La storia è la cronaca dell’avidità umana, della lotta dell’uomo contro l’uomo e la natura per l’accaparramento di ricchezza e potere. La scrittura, che della storia tradizionalmente segna l’inizio, non nasce come nobile espressione letteraria, ma come contabilità di magazzino. Ragioneria contabile di un’accumulazione di beni e poteri che, per la prima volta, raggiunge un livello tale da richiedere una registrazione scritta, perché troppo è ormai quanto si accumula nel tempio e nei magazzini dei re. A partire dall’inizio della storia, attraverso gli imperi dell’antichità, il feudalesimo medievale, le società mercantili ed industriali della modernità, sino al capitalismo finanziario e digitale della contemporaneità, i fenomeni storici di lungo periodo e le forme di schiavitù e dipendenza economica che hanno caratterizzato istituzioni ed organizzazioni sociali sono stati espressione e conseguenza della spinta ad una sempre maggiore e più veloce accumulazione della ricchezza nelle mani di coloro, classi, gruppi sociali, singole famiglie od individui, che hanno potuto permetterselo.
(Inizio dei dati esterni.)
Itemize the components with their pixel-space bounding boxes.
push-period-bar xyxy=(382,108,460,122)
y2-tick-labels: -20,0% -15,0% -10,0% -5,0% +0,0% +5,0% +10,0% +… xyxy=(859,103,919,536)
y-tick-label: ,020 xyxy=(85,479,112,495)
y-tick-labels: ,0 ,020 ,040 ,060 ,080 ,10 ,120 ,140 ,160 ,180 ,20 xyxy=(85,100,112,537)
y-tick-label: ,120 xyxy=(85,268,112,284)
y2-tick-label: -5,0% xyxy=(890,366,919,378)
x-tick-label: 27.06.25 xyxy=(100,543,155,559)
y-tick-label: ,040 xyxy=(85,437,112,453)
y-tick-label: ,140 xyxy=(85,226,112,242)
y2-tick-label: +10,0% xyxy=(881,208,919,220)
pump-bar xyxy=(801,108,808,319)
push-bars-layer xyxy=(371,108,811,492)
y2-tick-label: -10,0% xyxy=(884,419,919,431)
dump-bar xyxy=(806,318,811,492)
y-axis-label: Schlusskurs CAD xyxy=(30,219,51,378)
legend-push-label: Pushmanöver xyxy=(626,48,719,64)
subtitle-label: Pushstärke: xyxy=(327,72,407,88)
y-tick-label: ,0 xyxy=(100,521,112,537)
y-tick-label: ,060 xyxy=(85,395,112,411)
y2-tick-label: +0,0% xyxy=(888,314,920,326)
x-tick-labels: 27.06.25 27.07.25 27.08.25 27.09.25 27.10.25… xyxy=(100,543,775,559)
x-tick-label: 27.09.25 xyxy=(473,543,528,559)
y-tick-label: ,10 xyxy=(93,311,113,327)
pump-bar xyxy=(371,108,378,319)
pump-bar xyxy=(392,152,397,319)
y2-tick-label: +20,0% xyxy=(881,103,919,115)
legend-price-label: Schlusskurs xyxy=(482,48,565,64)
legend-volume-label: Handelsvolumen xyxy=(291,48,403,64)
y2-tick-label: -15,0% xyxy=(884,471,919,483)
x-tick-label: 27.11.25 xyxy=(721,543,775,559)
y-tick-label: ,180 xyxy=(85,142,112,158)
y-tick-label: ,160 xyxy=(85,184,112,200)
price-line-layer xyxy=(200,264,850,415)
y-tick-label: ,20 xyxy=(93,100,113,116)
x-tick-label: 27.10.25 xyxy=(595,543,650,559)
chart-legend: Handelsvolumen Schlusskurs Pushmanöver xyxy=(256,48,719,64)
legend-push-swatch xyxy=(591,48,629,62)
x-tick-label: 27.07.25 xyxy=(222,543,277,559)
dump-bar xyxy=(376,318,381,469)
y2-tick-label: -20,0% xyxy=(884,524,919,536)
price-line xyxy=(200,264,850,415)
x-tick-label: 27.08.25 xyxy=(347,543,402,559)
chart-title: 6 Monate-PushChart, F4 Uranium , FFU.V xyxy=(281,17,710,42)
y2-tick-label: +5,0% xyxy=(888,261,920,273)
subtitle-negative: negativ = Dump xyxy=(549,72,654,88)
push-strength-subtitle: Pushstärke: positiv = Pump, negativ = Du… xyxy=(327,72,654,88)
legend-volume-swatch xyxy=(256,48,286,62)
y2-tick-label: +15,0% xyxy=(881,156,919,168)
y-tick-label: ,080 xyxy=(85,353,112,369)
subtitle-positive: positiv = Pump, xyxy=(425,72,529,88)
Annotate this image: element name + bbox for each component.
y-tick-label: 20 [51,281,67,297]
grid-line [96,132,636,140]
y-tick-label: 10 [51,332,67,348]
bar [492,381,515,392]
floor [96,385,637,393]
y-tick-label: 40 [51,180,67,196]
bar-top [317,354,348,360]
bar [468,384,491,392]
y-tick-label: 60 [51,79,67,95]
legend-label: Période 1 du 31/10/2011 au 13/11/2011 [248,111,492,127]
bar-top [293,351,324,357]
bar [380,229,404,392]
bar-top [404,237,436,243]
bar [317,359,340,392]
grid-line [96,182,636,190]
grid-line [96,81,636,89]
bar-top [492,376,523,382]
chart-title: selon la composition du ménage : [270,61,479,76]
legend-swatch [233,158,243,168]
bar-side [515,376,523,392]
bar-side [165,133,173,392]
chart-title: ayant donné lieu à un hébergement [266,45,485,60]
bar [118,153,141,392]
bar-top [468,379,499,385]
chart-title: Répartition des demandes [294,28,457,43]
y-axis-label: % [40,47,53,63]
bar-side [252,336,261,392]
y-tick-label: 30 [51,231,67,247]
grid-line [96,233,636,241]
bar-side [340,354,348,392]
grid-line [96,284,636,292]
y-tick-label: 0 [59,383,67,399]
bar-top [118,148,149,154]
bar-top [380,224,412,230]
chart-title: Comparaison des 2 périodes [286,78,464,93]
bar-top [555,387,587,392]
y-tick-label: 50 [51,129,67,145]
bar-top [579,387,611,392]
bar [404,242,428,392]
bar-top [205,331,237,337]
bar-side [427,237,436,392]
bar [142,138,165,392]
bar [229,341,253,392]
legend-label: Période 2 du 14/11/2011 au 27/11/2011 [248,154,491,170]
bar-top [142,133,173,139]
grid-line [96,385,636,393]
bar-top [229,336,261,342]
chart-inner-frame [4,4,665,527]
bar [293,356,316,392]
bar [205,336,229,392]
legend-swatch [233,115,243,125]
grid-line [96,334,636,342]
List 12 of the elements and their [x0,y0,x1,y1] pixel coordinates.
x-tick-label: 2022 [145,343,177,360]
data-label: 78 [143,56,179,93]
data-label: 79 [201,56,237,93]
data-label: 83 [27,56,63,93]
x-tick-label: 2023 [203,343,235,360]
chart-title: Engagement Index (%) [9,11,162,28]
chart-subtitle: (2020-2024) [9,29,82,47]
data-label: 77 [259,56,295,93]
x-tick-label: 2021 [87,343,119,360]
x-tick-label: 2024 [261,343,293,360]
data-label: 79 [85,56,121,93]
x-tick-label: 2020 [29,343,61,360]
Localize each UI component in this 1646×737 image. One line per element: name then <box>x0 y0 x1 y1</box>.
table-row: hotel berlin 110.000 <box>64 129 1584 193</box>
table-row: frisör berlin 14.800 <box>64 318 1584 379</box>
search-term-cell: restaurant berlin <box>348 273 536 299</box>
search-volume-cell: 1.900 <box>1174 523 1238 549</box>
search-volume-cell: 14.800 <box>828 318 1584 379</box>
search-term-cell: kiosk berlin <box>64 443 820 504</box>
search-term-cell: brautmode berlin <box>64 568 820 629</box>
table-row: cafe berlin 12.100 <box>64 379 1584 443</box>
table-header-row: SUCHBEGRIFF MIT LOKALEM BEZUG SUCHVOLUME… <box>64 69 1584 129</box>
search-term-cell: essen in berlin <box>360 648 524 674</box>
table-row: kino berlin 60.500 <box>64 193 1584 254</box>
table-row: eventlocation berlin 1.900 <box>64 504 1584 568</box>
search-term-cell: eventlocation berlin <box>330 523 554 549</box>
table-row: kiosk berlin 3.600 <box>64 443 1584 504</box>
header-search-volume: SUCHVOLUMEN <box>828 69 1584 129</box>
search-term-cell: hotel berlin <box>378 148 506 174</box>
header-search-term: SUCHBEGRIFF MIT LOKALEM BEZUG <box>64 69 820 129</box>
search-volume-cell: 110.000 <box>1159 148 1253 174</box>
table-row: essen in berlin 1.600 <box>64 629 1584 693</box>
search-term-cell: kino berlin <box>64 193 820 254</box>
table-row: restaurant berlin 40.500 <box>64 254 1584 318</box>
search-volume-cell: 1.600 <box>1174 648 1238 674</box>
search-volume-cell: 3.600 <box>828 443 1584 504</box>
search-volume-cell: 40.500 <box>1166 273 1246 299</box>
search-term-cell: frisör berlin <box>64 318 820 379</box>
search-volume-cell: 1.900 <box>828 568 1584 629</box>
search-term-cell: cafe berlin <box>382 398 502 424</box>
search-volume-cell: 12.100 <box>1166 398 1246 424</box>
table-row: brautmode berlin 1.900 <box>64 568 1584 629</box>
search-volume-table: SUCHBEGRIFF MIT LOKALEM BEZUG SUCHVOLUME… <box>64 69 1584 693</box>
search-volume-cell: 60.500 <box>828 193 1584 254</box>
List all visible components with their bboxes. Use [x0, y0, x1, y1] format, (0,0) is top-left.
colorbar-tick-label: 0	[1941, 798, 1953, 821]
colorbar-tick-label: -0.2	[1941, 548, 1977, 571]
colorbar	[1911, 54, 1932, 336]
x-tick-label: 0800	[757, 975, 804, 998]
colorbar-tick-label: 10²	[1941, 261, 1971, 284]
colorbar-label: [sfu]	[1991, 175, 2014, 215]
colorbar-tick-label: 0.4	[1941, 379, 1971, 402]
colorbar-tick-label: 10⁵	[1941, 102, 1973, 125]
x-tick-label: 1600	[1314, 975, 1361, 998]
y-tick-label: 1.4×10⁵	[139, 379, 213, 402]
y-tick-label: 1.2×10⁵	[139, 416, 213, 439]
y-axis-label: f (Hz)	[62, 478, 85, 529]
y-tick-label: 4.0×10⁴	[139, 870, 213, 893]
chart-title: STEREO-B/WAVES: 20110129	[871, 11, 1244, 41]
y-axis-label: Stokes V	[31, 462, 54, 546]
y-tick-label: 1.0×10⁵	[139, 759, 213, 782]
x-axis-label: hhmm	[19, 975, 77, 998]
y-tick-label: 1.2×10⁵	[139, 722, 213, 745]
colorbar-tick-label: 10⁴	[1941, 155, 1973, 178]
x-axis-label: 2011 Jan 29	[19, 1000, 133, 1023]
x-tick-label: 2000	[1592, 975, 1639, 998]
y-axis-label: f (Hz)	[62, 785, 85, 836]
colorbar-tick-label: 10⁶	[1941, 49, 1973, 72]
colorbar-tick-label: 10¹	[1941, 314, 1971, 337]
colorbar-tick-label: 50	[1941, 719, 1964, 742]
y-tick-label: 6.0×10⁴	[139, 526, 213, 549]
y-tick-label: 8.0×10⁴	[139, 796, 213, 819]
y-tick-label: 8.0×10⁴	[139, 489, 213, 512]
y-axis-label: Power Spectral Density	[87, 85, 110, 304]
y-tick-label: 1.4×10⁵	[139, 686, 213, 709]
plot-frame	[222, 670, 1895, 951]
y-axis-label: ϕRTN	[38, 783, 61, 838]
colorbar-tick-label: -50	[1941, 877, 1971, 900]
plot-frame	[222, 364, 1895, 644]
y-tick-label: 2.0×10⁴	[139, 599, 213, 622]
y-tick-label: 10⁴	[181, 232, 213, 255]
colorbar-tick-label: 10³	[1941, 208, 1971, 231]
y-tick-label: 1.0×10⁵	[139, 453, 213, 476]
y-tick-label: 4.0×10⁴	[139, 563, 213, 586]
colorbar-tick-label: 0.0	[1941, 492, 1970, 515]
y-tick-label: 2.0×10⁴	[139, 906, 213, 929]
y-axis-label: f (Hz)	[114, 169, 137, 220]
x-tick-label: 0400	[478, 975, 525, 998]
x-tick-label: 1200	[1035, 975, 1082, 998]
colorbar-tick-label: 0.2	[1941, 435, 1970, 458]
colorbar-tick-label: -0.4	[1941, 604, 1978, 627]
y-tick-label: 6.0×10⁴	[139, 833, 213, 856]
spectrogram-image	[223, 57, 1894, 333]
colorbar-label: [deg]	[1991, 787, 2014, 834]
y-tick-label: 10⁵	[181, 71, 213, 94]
L’accumulazione materiale genera e richiede potere.

Ed il potere consente un’accumulazione ancora più feroce, che porta ad un potere ancora maggiore. In questo circolo vizioso, accumulazione materiale e potere plasmano le comunità umane in aguzze stalagmiti sociali il cui tronco si allunga ed assottiglia nel tempo, alla cui cima sempre meno individui risiedono e la cui base diviene sempre più larga, perché ogni accumulazione avviene a scapito degli altri. L’idea della produzione, della creazione ex nihilo della ricchezza è, infatti, solo un mito. Ad ogni accumulazione corrisponde una identica deprivazione. Per ogni chicco di grano nei magazzini del tempio, c’e`un chicco di grano in meno per qualche agricoltore nelle campagne. Potere e ricchezza non si generano dal nulla, ma vengono sempre sottratti ad altri individui, ad intere classi o nazioni, o alla natura stessa come bene collettivo e complesso organico di esseri viventi. L’avidità separa così gli uomini dagli uomini e dal mondo loro circostante, spezza l’originaria simbiosi tra specie e natura, crea strutture di violenza per privare i più della loro libertà a vantaggio degli eccessi di pochi.

L’accumulazione genera povertà. Il potere schiavitù.

Il prezzo per un’accumulazione ed un potere sempre maggiori sono l’ingiustizia, la guerra, la distruzione. Capire questo è capire perchè tutto ciò che è pubblico è anche politico e perché non vi può essere pace senza giustizia, giustizia senza libertà, libertà senza parità. Non vi è società nella disuguaglianza. Il paradigma del passato, che in cinque millenni ci ha portato alla soglia del collasso ecologico, non può più essere il paradigma del futuro. Noi non abbiamo certo il potere di distruggere tutto, ma avidità sufficiente a distruggere noi stessi. Ed una civiltà che si autodistrugge non merita di sopravvivere.

Vedete tutte queste cose? Qui non resterà pietra su pietra. Matteo, 25.